Has it really come to this? Coffee wars that have nothing whatsoever to do with coffee? Juan Valdez must be spinning in his grave.
And after spending an inordinate amount of money for a cup of Starbucks coffee, it's not unreasonable that your genorosity should extend to the friendly baristas behind the counter.
I notice that lots of people leave tips, mostly those who pay with cash as opposed to a credit card or smartphone app. I do pay attention to such things.
But where is your "tip" really going? Well, you might be surprised. I know I was.
In an effort to give complete disclosure, I am a regular Starbucks customer in Chagrin Falls, Solon and in downtown Cleveland but I don't drink coffee -- it's a venti mocha frappuccino for me and I do leave a tip most of the time.
But I digress.
It seems the top court in New York has a case before it right now in a brewing battle -- definitely not decaf-fueled -- to see if shift supervisors and assistant managers can dip into the tip jars.
Really? At first I thought it was just a mini-maelstrom swirling in a latte but apparently, I was wrong. It has much wider implications.
Seems a federal court has asked the appeals court to interpret New York's labor law and the definition of an employer's "agent," who is prohibited from tip-sharing.
Translation? Agents are considered to be management in most cases.
Hello, here come the lawyers. Wonder if they stop at Dunkin' Donuts first, just to be careful? I mean, I have it on good authority that Dunkin' Donuts coffee is very good coffee and it's an opinion I trust.
Seems the bottom-of-the-rung employees -- baristas -- share the tips based on the number of hours they work each week.
In the middle are each of the shift supervisors -- still considered management, to a degree -- but they pitch in and serve customers during busy times and also get a piece of the moolah in the tip jars.
Then we have assistant managers who don't get a cut of the proverbial pie, so to speak, and want some.
You'd think it would be simply a matter of share and share alike but no.

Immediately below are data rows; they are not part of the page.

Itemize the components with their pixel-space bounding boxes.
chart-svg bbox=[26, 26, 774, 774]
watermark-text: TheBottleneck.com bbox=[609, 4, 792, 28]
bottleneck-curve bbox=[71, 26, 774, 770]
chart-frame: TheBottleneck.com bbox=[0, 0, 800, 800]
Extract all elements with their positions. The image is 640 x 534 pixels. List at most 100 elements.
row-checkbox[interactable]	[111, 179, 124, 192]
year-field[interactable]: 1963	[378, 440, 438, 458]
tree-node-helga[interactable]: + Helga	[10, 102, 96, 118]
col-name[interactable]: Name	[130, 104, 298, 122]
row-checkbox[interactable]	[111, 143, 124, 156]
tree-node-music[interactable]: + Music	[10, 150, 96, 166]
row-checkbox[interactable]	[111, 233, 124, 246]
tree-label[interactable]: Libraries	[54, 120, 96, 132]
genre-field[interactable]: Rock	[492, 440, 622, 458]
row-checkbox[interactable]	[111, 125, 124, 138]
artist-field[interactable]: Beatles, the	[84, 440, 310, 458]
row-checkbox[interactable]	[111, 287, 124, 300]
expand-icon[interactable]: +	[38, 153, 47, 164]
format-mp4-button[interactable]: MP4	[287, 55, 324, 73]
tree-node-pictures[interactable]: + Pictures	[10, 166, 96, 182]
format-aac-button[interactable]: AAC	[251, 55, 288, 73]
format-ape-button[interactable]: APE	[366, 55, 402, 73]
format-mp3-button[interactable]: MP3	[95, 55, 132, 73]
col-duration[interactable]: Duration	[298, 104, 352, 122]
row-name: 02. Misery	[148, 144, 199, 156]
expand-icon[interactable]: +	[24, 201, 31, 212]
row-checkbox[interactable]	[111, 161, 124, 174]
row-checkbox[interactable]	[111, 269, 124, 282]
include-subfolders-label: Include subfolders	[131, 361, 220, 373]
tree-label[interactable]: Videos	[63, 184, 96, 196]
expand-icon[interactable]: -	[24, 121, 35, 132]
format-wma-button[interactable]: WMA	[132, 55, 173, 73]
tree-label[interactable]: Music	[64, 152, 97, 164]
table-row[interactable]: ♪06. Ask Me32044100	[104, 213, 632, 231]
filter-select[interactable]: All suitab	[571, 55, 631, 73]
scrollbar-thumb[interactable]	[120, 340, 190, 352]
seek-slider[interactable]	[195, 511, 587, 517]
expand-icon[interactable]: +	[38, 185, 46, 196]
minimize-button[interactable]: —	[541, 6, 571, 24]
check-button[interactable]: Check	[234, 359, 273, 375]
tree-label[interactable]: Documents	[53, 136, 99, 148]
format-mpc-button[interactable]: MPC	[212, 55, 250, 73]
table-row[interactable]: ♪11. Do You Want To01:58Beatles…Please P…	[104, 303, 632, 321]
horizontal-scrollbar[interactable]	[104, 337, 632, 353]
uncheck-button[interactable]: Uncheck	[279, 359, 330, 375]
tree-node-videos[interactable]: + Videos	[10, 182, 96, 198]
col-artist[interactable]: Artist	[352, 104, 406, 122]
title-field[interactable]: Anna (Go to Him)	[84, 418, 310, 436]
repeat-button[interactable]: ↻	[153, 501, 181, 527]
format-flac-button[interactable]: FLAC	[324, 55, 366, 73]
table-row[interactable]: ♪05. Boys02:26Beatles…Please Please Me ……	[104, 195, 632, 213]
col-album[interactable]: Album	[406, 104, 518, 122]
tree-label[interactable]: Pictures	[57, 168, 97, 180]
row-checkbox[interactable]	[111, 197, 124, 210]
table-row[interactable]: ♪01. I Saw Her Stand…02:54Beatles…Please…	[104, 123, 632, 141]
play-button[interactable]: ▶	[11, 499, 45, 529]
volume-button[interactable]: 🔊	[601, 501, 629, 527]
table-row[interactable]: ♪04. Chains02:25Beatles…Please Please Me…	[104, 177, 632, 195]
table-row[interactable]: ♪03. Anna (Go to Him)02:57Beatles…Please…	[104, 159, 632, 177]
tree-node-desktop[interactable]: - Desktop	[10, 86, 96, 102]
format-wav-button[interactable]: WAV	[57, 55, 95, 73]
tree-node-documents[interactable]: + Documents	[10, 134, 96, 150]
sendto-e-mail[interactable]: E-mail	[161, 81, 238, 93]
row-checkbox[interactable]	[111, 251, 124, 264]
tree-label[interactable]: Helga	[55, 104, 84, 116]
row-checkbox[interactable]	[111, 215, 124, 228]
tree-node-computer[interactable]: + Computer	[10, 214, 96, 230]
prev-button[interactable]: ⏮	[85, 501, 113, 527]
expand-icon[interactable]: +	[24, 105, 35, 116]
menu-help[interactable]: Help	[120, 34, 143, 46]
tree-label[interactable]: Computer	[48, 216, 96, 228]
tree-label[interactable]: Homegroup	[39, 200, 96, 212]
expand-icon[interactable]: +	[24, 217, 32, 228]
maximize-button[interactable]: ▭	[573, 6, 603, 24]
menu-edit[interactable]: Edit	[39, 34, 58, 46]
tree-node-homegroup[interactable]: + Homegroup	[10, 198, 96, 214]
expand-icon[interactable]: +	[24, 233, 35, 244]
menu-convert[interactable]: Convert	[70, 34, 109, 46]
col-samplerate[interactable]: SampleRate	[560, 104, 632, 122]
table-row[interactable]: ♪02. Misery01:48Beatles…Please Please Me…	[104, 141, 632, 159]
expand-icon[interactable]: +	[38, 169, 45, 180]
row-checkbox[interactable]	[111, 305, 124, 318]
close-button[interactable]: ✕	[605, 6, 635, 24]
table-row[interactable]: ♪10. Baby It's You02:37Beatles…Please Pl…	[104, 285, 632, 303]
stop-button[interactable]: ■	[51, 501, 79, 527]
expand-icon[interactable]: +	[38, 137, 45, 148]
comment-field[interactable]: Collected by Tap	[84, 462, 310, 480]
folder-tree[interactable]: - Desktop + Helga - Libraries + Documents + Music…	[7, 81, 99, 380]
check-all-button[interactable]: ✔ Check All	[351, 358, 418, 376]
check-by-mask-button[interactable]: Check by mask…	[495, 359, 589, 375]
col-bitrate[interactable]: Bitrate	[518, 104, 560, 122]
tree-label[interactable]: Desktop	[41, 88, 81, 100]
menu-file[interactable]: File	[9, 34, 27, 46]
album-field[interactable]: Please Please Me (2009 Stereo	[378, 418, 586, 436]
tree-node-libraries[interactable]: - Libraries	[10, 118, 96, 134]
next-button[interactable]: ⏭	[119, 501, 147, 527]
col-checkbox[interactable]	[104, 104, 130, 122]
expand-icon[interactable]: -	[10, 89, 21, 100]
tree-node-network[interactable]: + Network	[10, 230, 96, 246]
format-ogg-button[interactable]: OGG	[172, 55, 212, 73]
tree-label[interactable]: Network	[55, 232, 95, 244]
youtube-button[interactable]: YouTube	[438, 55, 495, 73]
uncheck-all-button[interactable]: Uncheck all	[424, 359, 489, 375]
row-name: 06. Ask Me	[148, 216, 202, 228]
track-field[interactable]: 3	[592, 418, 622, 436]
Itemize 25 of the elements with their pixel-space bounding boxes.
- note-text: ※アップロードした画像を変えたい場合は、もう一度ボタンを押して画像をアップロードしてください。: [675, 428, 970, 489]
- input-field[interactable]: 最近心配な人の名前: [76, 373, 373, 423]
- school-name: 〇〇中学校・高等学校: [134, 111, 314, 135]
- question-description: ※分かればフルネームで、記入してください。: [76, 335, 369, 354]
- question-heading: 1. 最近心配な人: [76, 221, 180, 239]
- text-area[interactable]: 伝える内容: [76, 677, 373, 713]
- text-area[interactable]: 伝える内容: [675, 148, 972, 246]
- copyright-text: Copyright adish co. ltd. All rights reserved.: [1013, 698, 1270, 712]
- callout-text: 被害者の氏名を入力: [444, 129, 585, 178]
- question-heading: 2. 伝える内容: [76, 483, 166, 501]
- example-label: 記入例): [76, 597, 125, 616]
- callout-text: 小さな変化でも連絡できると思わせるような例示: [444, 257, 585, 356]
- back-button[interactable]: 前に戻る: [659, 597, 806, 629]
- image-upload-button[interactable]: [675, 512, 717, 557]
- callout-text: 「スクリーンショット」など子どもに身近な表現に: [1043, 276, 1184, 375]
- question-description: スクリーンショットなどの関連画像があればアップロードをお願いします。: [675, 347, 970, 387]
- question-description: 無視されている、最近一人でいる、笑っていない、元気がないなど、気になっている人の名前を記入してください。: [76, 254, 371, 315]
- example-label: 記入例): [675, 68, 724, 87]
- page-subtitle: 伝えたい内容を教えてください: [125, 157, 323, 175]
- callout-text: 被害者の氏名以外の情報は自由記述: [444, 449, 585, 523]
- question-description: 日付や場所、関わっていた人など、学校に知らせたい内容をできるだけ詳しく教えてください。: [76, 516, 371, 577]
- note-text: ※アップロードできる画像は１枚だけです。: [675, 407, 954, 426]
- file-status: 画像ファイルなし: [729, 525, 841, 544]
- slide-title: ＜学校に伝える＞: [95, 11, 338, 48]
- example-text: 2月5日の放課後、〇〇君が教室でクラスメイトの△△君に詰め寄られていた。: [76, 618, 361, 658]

The lawyers are arguing over the New York definition of a company "agent" who, by law, must keep his or her hands out of the cookie..er, tip jar.
In reading the case, it seems the hospitality industry groups say the state court decision will affect others well beyond Starbucks and affect 42,000 New York businesses statewide and a quarter-million hospitality industry workers in New York City alone.
Wow. All over who gets a tip for a cup of coffee. They ought to care more about the muffins than mayhem. I mean, Starbucks should stock more of the banana chocolate chip coffee cake.
But I do see the point.
Tips are the life-blood of lower paid employees anywhere and further sharing of the "pot" means less for everyone. There are likely a million workers across the state who will be affected.
Just like the little guy who is being affected by the sequester with furlough days, it's the ones that make the least that get hurt the most. That's just the way it is.